While we’re busy testing each other’s purity, we let the government and industries — the authors of said devastation — off the hook completely. This overemphasis on individual action shames people for their everyday activities, things they can barely avoid doing because of the fossil fuel-dependent system they were born into.

If we want to function in society, we have no choice but to participate in that system. To blame us for that is to shame us for our very existence.

So what can we actually do about climate change? Well, to be crystal clear: I’m not advocating for any throwing in of towels. The worst thing you can do about climate change is nothing. Climate change is a huge problem, and to face it, we have to be willing to make personal sacrifices we can feel.

At the same time, though, the more we focus on individual action and neglect systemic change, the more we’re just sweeping leaves on a windy day. So while personal actions can be meaningful starting points, they can also be dangerous stopping points.

We need to broaden our definition of personal action beyond what we buy or use. Start by changing your lightbulb, but don’t stop there. Taking part in a climate strike or showing up to a rally is a personal action.

Voting is a personal action. When choosing your candidate, investigate their environmental policies. If they aren’t strong enough, demand better. Once that person is in office, hold them accountable.
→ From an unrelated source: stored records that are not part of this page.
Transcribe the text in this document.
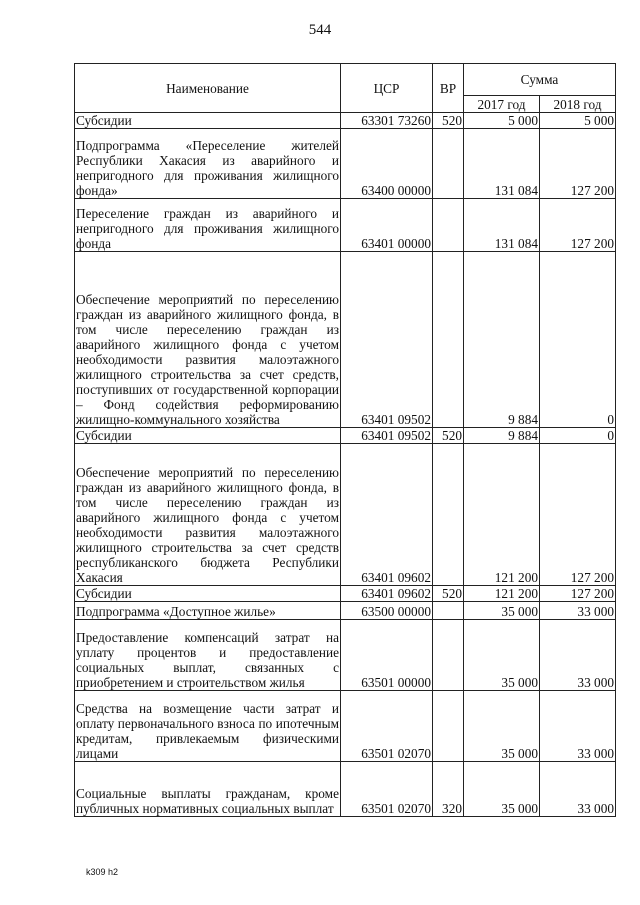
544
Наименование	ЦСР	ВР	Сумма	
			2017 год	2018 год
Субсидии	63301 73260	520	5 000	5 000
Подпрограмма «Переселение жителей Республики Хакасия из аварийного и непригодного для проживания жилищного фонда»	63400 00000		131 084	127 200
Переселение граждан из аварийного и непригодного для проживания жилищного фонда	63401 00000		131 084	127 200
Обеспечение мероприятий по переселению граждан из аварийного жилищного фонда, в том числе переселению граждан из аварийного жилищного фонда с учетом необходимости развития малоэтажного жилищного строительства за счет средств, поступивших от государственной корпорации – Фонд содействия реформированию жилищно-коммунального хозяйства	63401 09502		9 884	0
Субсидии	63401 09502	520	9 884	0
Обеспечение мероприятий по переселению граждан из аварийного жилищного фонда, в том числе переселению граждан из аварийного жилищного фонда с учетом необходимости развития малоэтажного жилищного строительства за счет средств республиканского бюджета Республики Хакасия	63401 09602		121 200	127 200
Субсидии	63401 09602	520	121 200	127 200
Подпрограмма «Доступное жилье»	63500 00000		35 000	33 000
Предоставление компенсаций затрат на уплату процентов и предоставление социальных выплат, связанных с приобретением и строительством жилья	63501 00000		35 000	33 000
Средства на возмещение части затрат и оплату первоначального взноса по ипотечным кредитам, привлекаемым физическими лицами	63501 02070		35 000	33 000
Социальные выплаты гражданам, кроме публичных нормативных социальных выплат	63501 02070	320	35 000	33 000
k309 h2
And if that doesn’t work, run for office yourself — that’s another personal action.

Take your personal action and magnify it into something bigger than what kind of bag totes your groceries.

I don’t care

Here’s my confession: I don’t care how green you are. I want you in the movement for climate justice.

I don’t care how long you’ve been engaged in the climate conversation, 10 years or 10 seconds. I don’t care how many statistics you can rattle off. I don’t need you to be all-solar-everything to be an environmentalist. I don’t need you to be vegan-er than thou, or me, for that matter. I don’t care if you are eating a burger right this minute.

All I need you to do is want a livable future. This is your planet, and no one can advocate for it like you can. No one can protect it like you can.

We have 11 years — not to start but to finish saving the planet.

I’m not here to absolve you. And I’m not here to abdicate you. I am here to fight with you.”